Last week, the human rights clinics at Columbia and Harvard Law Schools—released a report called Righting Wrongs? Barrick Gold’s Remedy Mechanism for Sexual Violence in Papua New Guinea: Key Concerns and Lessons Learned. The report is a result of our three-year study of Barrick Gold’s response to rapes by its security guards at its Papua New Guinea gold mine site. The report’s lead authors are Sarah Knuckey, Lieff Cabraser Associate Clinical Professor of Law and Director of the Human Rights Clinic and Co-Director of the Human Rights Institute, Columbia Law School, and Tyler Giannini, Clinical Professor and Co-Director of Harvard Law School’s Human Rights Program and its International Human Rights Clinic.

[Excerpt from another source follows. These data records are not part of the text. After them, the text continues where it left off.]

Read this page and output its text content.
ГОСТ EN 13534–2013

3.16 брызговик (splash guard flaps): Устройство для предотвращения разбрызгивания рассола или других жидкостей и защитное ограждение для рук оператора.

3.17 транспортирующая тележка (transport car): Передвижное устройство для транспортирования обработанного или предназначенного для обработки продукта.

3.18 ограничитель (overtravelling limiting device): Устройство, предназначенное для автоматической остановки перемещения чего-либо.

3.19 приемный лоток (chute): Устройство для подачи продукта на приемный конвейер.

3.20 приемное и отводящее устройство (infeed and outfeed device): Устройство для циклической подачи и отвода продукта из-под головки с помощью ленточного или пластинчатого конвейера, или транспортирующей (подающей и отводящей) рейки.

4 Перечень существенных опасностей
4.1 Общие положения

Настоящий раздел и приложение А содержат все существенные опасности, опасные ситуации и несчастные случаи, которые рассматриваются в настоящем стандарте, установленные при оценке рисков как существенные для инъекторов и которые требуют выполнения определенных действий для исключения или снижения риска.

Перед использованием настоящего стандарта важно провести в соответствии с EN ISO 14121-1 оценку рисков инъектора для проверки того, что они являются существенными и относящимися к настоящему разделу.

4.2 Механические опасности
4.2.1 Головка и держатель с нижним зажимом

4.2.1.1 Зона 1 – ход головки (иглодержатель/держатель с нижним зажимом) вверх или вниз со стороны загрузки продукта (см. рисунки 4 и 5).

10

The Report is available at www.rightingwrongsporgera.com (and can be downloaded HERE). We thought it might be of interest to some of you to use in your classrooms when discussing remedies and non-judicial mechanisms.
The report examines a range of issues, including the adequacy of the remedies, the implications of legal waivers in such contexts, and security and accessibility concerns. The mechanism provided 120 rape survivors with some counseling and healthcare as well compensation (less than $6,000 USD for each survivor). Despite the gross power imbalance between the company and the women, in order to receive the remedy packages, the women also had to waive their legal rights to sue the company. Concerns about the process were heightened this year when eleven women who were able to obtain U.S. lawyers were, in a separate process, given approximately ten times greater remedies.
The report is designed to draw out both positive aspects associated with such remedial efforts as well as concerns such mechanisms raise when dealing with serious human rights violations. The report looks to draw broader lessons learned for companies and the international community about non-judicial company-created grievance mechanisms.
The Clinics welcome your thoughts and comments.